Vamos lá, não tem nada de errado em você (ou a personagem) querer encontrar alguém legal para passar o resto da vida amando e sendo amada. Somos humanos e isso é normal e completamente aceitável. O que não está certo, e me preocupa, é a vida da pessoa ser apenas isso. Essa história de achar sua metade é furada, um casal não é feito de duas metades, mas sim de duas pessoas inteiras. Não ter amigos (livros em que não temos personagens secundários que mostram que a personagem tem vida além do romance), não ter sonhos (quando tudo ser resolve simplesmente por ter um namorado), não ter uma vida sem o outro (afinal, você pode estar junto com alguém, mas continua sendo uma pessoa com sua própria vida). Os livros em que as personagens estão buscando alguma coisa que sonham, ou trabalhando muito duro por algum emprego ou, simplesmente, vivendo a vida normal delas são algo raro. Claro que existem livros com esses temas, mas todos estão recheados de romances, muitas vezes forçados, que se destacam mais do que a própria vida da personagem. Ok, ela está buscando seu sonho de ser uma grande atriz, mas aí vai e conhece um ator mega famoso e muda todo o curso de sua vida e ele é tudo que ela sempre quis e não sabia, aí a história passa a ser sobre o amor deles, as brigas que vão ter por conta de fofocas e como ele a ajudou a realizar seu sonho, mas não é mais sobre o sonho dela e a vida dela. Porque a vida dela virou só ele. Ou ainda uma menina que acabou de entrar na faculdade com muitas ideias para seu futuro, mas aí conhece o cara mais gato do campus que vai virar a vida dela de cabeça para baixo e daí para frente é só isso. Como os dois estão se pegando pelos cantos e ele fica bravinho quando ela tenta fazer algo sem ele. A história deixa de ser sobre a vida acadêmica dela e passa a ser sobre o amor maníaco dele.

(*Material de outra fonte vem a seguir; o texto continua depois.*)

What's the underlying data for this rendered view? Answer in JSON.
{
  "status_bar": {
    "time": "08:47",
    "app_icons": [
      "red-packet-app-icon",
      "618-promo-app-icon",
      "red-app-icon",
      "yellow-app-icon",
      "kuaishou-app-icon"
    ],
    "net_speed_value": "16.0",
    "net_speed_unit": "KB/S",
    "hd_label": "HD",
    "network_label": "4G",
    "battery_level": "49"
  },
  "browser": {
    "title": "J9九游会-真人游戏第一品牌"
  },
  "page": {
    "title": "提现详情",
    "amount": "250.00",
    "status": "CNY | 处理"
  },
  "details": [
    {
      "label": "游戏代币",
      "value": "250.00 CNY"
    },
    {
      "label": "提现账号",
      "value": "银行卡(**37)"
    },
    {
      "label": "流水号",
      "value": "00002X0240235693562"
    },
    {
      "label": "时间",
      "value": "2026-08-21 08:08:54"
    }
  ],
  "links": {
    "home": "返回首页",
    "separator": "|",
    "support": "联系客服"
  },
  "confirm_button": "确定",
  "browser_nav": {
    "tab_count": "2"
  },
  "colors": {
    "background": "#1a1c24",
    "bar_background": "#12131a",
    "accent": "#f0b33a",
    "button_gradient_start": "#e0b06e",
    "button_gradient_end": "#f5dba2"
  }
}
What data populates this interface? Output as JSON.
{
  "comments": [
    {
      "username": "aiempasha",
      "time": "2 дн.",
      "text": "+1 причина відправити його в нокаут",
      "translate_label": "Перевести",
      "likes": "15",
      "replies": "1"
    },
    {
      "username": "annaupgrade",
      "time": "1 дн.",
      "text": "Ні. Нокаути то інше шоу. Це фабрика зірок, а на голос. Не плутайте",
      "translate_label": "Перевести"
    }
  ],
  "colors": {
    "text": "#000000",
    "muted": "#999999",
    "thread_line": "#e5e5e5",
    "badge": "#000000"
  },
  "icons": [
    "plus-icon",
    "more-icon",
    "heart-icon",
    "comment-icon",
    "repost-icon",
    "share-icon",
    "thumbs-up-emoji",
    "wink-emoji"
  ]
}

O que quero com esse post não é mudar o mundo (por mais que seria bem legal se fosse fácil assim), mas sim colocar uma pulguinha atrás da orelha de algumas (e alguns) de vocês. Ler é uma atividade que nos dá prazer, mas também pode nos ensinar muito e nos fazer pensar muito sobre quem somos e a sociedade em que vivemos. Continuo lendo esses livros? Sim, não vou mentir, afinal, vocês acompanham todas as minhas leituras. O problema não está no livro da atriz que se apaixonou pelo ator muito famoso, nem na menina da faculdade que se perdeu nos braços do bad-boy. O problema está em achar que isso é a única opção. Não estou aqui para ditar regras, credo, longe de mim. Mas para lembrar que podemos escolher nossas histórias. As da nossa vida e as que vamos ler. Podemos sim buscar um grande amor, mas sem esquecer que somos pessoas e que importamos. Sem deixar o outro (ou outra) dominando nossas escolhas. No final das contas, sem feminista é isso para mim. Ser dona do meu nariz e das minhas escolhas. Se empoderada por saber que minhas escolhas são minhas e buscar que as outras meninas se sintam assim também. Como sempre, não sei se temos algum sentido nesse post, mas pelo menos estou mais leve por ter escrito ele.